Search code examples
python-3.xtwittertweepy

The contained_within parameter in the Twitter API geo/search is not working as expected


I am working on a project which involves scraping twitter for tweets and analyzing the sentiment by US state. In order to accomplish this, I defined a list of the top 100 cities in the US by population and then queried for tweets in each city using the search method along with the "contained_within" parameter as described in the Twitter API documentation here: https://developer.twitter.com/en/docs/geo/places-near-location/api-reference/get-geo-search.html

I am using Python 3.6.5 and Tweepy 3.6.0. Here is my code:

import tweepy

# creating authentication 
auth = tweepy.OAuthHandler(consumer_key, consumer_secret)
auth.set_access_token(access_token, access_token_secret)

# connecting to the Twitter API using the above authentication
api = tweepy.API(auth)

cities_data = {
'Akron': {'region': 'Midwest', 'state': 'Ohio'},
'Albuquerque': {'region': 'West', 'state': 'New Mexico'},
}

# let's say we want to gauge how Americans feel about the immigration
# policies of the Trump Administration. So the following is our query 
q = '(immigration OR immigrants) AND (families OR family) AND (separate OR separation) AND trump)'

# define a function to convert a list of tweets into a pandas dataframe
def toDataFrame(tweets):
    df = pd.DataFrame()
    df['tweetID'] = [tweet.id for tweet in tweets]
    df['tweetText'] = [tweet.text for tweet in tweets]
    df['tweetRetweetCt'] = [tweet.retweet_count for tweet in tweets]
    df['tweetFavoriteCt'] = [tweet.favorite_count for tweet in tweets]
    df['tweetSource'] = [tweet.source for tweet in tweets]
    df['tweetCreated'] = [tweet.created_at for tweet in tweets]
    df['userID'] = [tweet.user.id for tweet in tweets]
    df['userScreen'] = [tweet.user.screen_name for tweet in tweets]
    df['userName'] = [tweet.user.name for tweet in tweets]
    df['userCreateDt'] = [tweet.user.created_at for tweet in tweets]
    df['userDesc'] = [tweet.user.description for tweet in tweets]
    df['userFollowerCt'] = [tweet.user.followers_count for tweet in tweets]
    df['userFollowingCt'] = [tweet.user.friends_count for tweet in tweets]
    df['userLocation'] = [tweet.user.location for tweet in tweets]
    df['userTimezone'] = [tweet.user.time_zone for tweet in tweets]
    df['coordinates'] = [tweet.coordinates for tweet in tweets]
    df['geolocation'] = [tweet.geo for tweet in tweets]
    df['place'] = [tweet.place for tweet in tweets]
    return df

tweets_df = pd.DataFrame() # initialize an empty global dataframe

# loop through the dictionary of cities_data and retrieve the tweets in 
# each city
for city, city_data in cities_data.iteritems():

    # get the city's place_id
    city_id = api.geo_search(
        query='{}'.format(city), 
        wait_on_rate_limit=True, 
        granularity='city'
    )[0].id
    cities_data[city]['id'] = city_id

    city_tweets = [] # create an empty list to contain all the tweets

    # get the tweets in each city
    for tweet in tweepy.Cursor(api.search, q=q + '-filter:retweets', contained_within=city_id, granularity='city', wait_on_rate_limit=True, lang="en").items(10):    
        city_tweets.append(tweet)

    # convert list of tweets into a pandas dataframe of tweets
    city_tweets_df = toDataFrame(city_tweets)

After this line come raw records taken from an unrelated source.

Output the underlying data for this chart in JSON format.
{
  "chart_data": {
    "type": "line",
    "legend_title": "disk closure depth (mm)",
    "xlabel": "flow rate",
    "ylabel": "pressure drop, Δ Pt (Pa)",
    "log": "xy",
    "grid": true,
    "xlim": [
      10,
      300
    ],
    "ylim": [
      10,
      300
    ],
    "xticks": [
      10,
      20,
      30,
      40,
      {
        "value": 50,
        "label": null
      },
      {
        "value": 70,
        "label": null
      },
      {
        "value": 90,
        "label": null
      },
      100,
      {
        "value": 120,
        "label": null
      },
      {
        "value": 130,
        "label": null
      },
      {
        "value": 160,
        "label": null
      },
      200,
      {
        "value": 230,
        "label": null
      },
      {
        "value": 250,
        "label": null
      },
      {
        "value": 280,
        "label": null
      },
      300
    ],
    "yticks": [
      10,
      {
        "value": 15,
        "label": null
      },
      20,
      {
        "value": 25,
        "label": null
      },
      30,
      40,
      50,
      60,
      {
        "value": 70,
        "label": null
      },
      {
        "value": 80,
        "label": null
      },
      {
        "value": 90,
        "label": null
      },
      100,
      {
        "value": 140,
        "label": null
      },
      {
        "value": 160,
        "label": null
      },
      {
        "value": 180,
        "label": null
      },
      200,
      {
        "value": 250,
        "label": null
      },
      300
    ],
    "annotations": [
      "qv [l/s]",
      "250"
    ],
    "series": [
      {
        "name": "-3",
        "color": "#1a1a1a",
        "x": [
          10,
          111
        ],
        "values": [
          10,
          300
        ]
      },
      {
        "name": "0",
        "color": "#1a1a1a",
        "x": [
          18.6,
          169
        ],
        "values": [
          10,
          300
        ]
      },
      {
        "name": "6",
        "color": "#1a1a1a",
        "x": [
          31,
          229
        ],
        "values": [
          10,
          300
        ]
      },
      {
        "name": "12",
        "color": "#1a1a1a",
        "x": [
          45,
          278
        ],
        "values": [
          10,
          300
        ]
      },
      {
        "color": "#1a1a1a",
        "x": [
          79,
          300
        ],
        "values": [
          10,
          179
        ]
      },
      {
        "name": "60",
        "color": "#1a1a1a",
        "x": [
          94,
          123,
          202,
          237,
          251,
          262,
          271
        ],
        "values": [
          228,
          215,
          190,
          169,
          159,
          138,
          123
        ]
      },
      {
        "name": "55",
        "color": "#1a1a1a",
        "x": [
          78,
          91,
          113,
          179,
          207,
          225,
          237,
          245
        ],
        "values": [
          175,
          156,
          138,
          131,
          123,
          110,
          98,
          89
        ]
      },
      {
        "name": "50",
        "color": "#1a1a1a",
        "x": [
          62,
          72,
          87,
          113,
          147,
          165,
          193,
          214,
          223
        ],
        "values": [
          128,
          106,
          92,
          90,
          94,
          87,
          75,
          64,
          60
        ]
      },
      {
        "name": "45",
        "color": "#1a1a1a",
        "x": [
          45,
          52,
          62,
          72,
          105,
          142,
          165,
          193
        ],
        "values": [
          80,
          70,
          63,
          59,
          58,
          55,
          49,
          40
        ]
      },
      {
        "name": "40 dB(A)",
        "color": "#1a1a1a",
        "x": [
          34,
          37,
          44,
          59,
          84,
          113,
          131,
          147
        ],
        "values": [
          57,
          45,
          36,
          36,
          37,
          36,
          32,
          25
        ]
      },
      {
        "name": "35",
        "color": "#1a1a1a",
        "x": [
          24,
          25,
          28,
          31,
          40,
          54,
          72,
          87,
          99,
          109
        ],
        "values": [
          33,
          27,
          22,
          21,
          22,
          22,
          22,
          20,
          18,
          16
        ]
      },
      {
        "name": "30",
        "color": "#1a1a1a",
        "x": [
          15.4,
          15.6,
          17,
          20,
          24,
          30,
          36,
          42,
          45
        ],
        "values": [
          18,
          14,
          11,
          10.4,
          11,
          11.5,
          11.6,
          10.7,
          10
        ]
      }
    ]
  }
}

    # append each row with city name, state name, and region.
    city_tweets_df['city'] = city
    city_tweets_df['state'] = city_data['state']
    city_tweets_df['region'] = city_data['region']

    # add city dataframe to global dataframe
    tweets_df = tweets_df.append(city_tweets_df, ignore_index=True)

As you can see, I am using the contained_with parameter in order to retrieve only the tweets specific to the city defined by its place_id.

However, if anyone displays the resulting global dataframe (tweets_df), they will find that the same exact tweets are returned for the two cities of Akron and Albuquerque, although one is in the west and the other one is in the midwest.

If someone is able to shed some light on why this is happening or to let me know what I am doing wrong, I would really appreciate it. Thank you very much in advance.


Solution

  • Okay, so I contacted the Twitter tech team, and they informed me that I cannot accomplish getting accurate tweets based on geographical location using their free API. Instead, I have to use their premium one for some monthly fee. So I hope this helps anyone out there who is trying to analyze tweets using the free API.